There are all kinds of bikes you could ride in the city – and some which you shouldn't — but as far as a serious commuting rig is concerned, I think it boils down to the two types you can see above: vintage steel road bikes and hybrid bikes.
Their main distinguishing difference is riding stance; a road bike you ride stretched out, while a hybrid you ride with a more upright posture. Choosing the one that is right for you means finding your preferred trade-off between speed and comfort.
The case for stretching out
Road bikes are designed to go fast. Since most of your pedal power goes into parting the incoming air stream when you're at speed, curved road handlebars are so designed in order to lower the frontal area you present to the wind, which lowers the air drag. In terms of cost and availability, an older lugged road bike made of quality steel tubing from Europe or Japan can be sourced through your local online classifieds at a reasonable cost. In particular, the mid-tier road bikes of the "sports-touring" variety – churned out in the millions during the "Bike Boom" of the 70s – generally feature frame eyelets and braze-ons that make attaching fenders or carriers a snap.

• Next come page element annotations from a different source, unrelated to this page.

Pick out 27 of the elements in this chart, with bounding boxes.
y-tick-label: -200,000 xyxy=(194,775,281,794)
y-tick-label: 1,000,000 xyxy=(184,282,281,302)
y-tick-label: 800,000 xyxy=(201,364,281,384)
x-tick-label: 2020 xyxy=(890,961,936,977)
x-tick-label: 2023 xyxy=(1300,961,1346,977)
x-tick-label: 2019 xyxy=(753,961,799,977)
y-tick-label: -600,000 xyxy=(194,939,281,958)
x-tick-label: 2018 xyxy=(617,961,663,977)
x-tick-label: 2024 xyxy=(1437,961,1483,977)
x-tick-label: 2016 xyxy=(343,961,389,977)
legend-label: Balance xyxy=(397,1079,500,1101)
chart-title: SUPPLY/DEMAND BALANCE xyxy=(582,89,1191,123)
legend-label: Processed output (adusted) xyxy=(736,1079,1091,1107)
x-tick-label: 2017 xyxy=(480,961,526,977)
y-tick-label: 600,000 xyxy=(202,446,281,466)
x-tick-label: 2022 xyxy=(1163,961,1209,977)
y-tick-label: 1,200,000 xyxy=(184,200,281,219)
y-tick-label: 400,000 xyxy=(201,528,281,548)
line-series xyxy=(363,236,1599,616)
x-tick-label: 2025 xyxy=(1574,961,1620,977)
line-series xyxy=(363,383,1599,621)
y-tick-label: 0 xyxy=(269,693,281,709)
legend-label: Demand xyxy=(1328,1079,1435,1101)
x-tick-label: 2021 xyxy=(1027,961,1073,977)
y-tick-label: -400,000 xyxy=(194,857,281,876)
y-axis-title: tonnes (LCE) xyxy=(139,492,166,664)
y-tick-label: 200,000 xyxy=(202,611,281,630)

On the flip-side, a road bike can take some getting used to. Road saddles are narrower and longer, exerting more pressure on your pubic bone. Another annoyance is the fact that brake levers are harder to reach if you're not riding in the lower part of the bars, called the drops. Vintage road bike purists may sneer, but swapping out the curved road handlebars for flat bars is a perfectly acceptable upgrade for an urban road bike.
The case for riding upright
Hybrid bikes are the late-80s bastard child of mountain bikes (which are themselves distant relatives of the balloon-tire cruiser bikes your parents rode in their youth). They have a wider range of gears than road bikes, and their beefier saddles are built with more support for your buttocks, since your upright stance leads to a different weight distribution.
Another advantage of hybrids is that some are made from lighter materials, such as aluminium. Your back will certainly thank you if you need to lug your ride up and down stairs on the reg. Nonetheless, aluminium bikes can be a harsher ride, because the frame material is stiffer than steel. And while aluminium doesn't soak up bumps in the road the same way that steel does, the wider tires hybrid bikes are generally fitted with do mitigate some of this.
There is no right answer to which type of bike is best for you for daily commuting use. If you're considering joining our ranks, do try out these two different styles, and choose the one (or more than one) that feels right for you. And remember — the optimal number of bikes you should own is always n+1 (where n is the number of bikes you own now).